Contractor sales benchmarks are industry-standard reference points for the key metrics — answer rate, response speed, booking rate, close rate, and follow-up depth — that determine how much revenue a renovation business captures from its existing lead flow.
There is a specific kind of revenue loss that does not show up in any financial report. It is the job you did not win because someone else responded first. The estimate that went cold because you did not follow up at day 14. The lead that called at 8 PM and reached voicemail and not called back.
These losses are invisible unless you are measuring the right things. And you cannot know whether your numbers are a problem until you know what the numbers should look like.
The benchmarks below are based on published industry research, home services sales data, and recurring patterns across renovation contractor businesses in the $500K to $3M revenue range. They are not aspirational targets pulled from marketing copy — they are descriptive ranges based on actual performance patterns.
What is a good answer rate for renovation contractors?
Answer rate measures the percentage of inbound inquiries — calls, web forms, texts, and messages — that receive a response from your business within 24 hours.
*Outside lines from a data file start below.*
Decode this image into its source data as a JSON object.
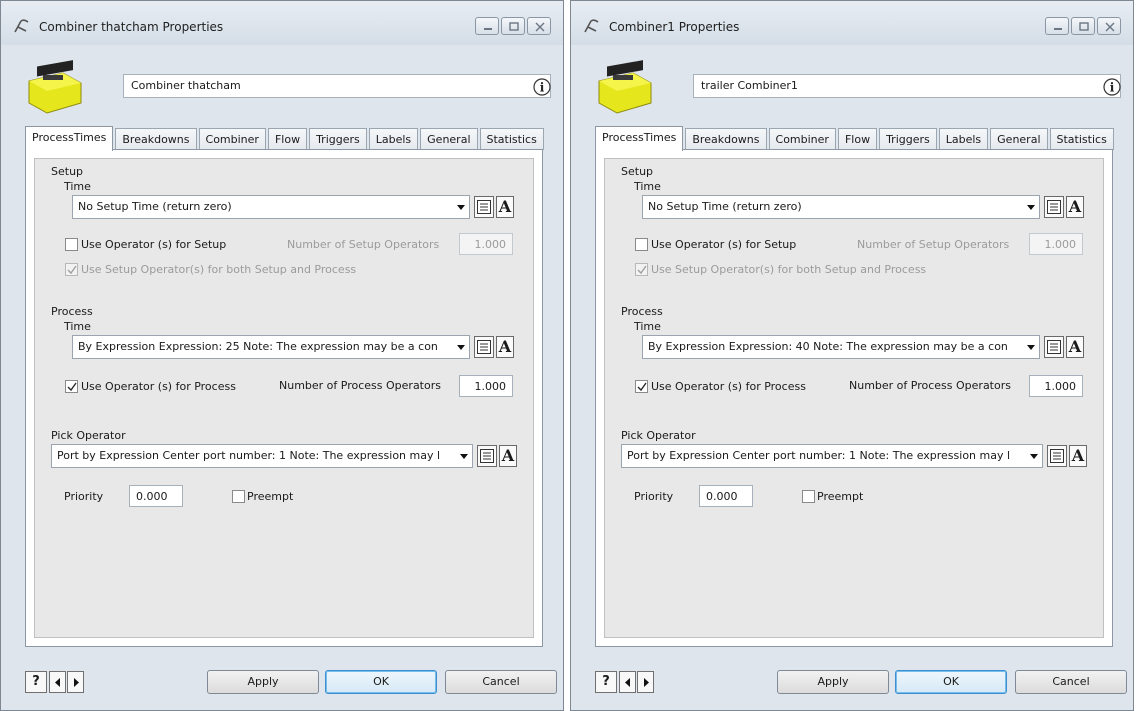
{
  "windows": [
    {
      "title": "Combiner thatcham  Properties",
      "object_name": "Combiner thatcham",
      "tabs": [
        "ProcessTimes",
        "Breakdowns",
        "Combiner",
        "Flow",
        "Triggers",
        "Labels",
        "General",
        "Statistics"
      ],
      "active_tab": "ProcessTimes",
      "setup": {
        "section_label": "Setup",
        "time_label": "Time",
        "time_value": "No Setup Time (return zero)",
        "use_operator_label": "Use Operator (s) for Setup",
        "use_operator_checked": false,
        "num_operators_label": "Number of Setup Operators",
        "num_operators_value": "1.000",
        "both_label": "Use Setup Operator(s) for both Setup and Process",
        "both_checked": true
      },
      "process": {
        "section_label": "Process",
        "time_label": "Time",
        "time_value": "By Expression Expression: 25 Note: The expression may be a con",
        "use_operator_label": "Use Operator (s) for Process",
        "use_operator_checked": true,
        "num_operators_label": "Number of Process Operators",
        "num_operators_value": "1.000"
      },
      "pick_operator": {
        "label": "Pick Operator",
        "value": "Port by Expression Center port number: 1 Note: The expression may l"
      },
      "priority": {
        "label": "Priority",
        "value": "0.000"
      },
      "preempt": {
        "label": "Preempt",
        "checked": false
      },
      "buttons": {
        "apply": "Apply",
        "ok": "OK",
        "cancel": "Cancel"
      }
    },
    {
      "title": "Combiner1  Properties",
      "object_name": "trailer Combiner1",
      "tabs": [
        "ProcessTimes",
        "Breakdowns",
        "Combiner",
        "Flow",
        "Triggers",
        "Labels",
        "General",
        "Statistics"
      ],
      "active_tab": "ProcessTimes",
      "setup": {
        "section_label": "Setup",
        "time_label": "Time",
        "time_value": "No Setup Time (return zero)",
        "use_operator_label": "Use Operator (s) for Setup",
        "use_operator_checked": false,
        "num_operators_label": "Number of Setup Operators",
        "num_operators_value": "1.000",
        "both_label": "Use Setup Operator(s) for both Setup and Process",
        "both_checked": true
      },
      "process": {
        "section_label": "Process",
        "time_label": "Time",
        "time_value": "By Expression Expression: 40 Note: The expression may be a con",
        "use_operator_label": "Use Operator (s) for Process",
        "use_operator_checked": true,
        "num_operators_label": "Number of Process Operators",
        "num_operators_value": "1.000"
      },
      "pick_operator": {
        "label": "Pick Operator",
        "value": "Port by Expression Center port number: 1 Note: The expression may l"
      },
      "priority": {
        "label": "Priority",
        "value": "0.000"
      },
      "preempt": {
        "label": "Preempt",
        "checked": false
      },
      "buttons": {
        "apply": "Apply",
        "ok": "OK",
        "cancel": "Cancel"
      }
    }
  ],
  "icons": {
    "app": "flexsim-app-icon",
    "object": "combiner-object-icon",
    "info": "info-icon",
    "code": "code-edit-icon",
    "template": "text-template-icon",
    "help": "help-icon",
    "prev": "prev-arrow-icon",
    "next": "next-arrow-icon"
  },
  "colors": {
    "object_yellow": "#e8e81a",
    "default_button_border": "#3c90d2",
    "window_bg": "#dfe5ec"
  }
}
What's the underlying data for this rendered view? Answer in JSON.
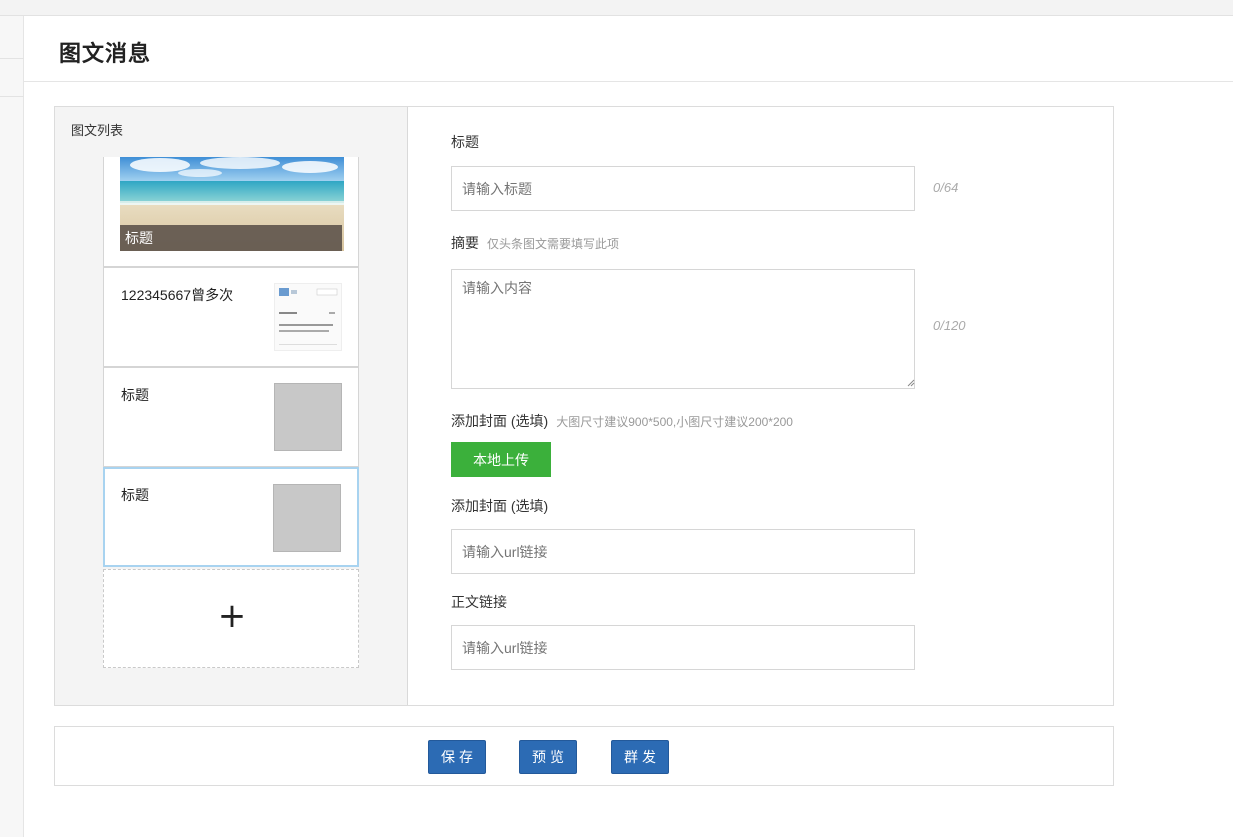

Any inquiry left unanswered beyond that window is, for practical purposes, a lost lead.
| Rating | Answer rate | What it typically means |
|---|---|---|
| Poor | Below 40% | No system for catching after-hours or on-site missed inquiries; significant lead bleed |
| Average | 40% to 70% | Handles business-hours inquiries adequately; loses a meaningful share after hours and on weekends |
| Good | 70% to 85% | Has some after-hours coverage; still some gaps |
| Excellent | 85%+ | Automated or staffed with compliant after-hours coverage; materially lower lead loss from non-response |
Source: BrightLocal Local Consumer Review Survey; Invoca Call Intelligence Report 2024; home services industry benchmarks.
The industry average for renovation contractors is somewhere in the 45% to 60% range — meaning roughly half of all inbound inquiries receive no response, or a response so delayed that the homeowner has moved on. The primary driver of poor answer rates is not bad intentions — it is the structural reality of being an active contractor. You cannot answer your phone while operating a saw or running a crew meeting.
The fix is not answering more calls. It is having a system that answers when you cannot. If your after-hours coverage is the weak point, the after-hours lead capture guide covers the specific systems that close that gap.
How fast should contractors respond to new leads?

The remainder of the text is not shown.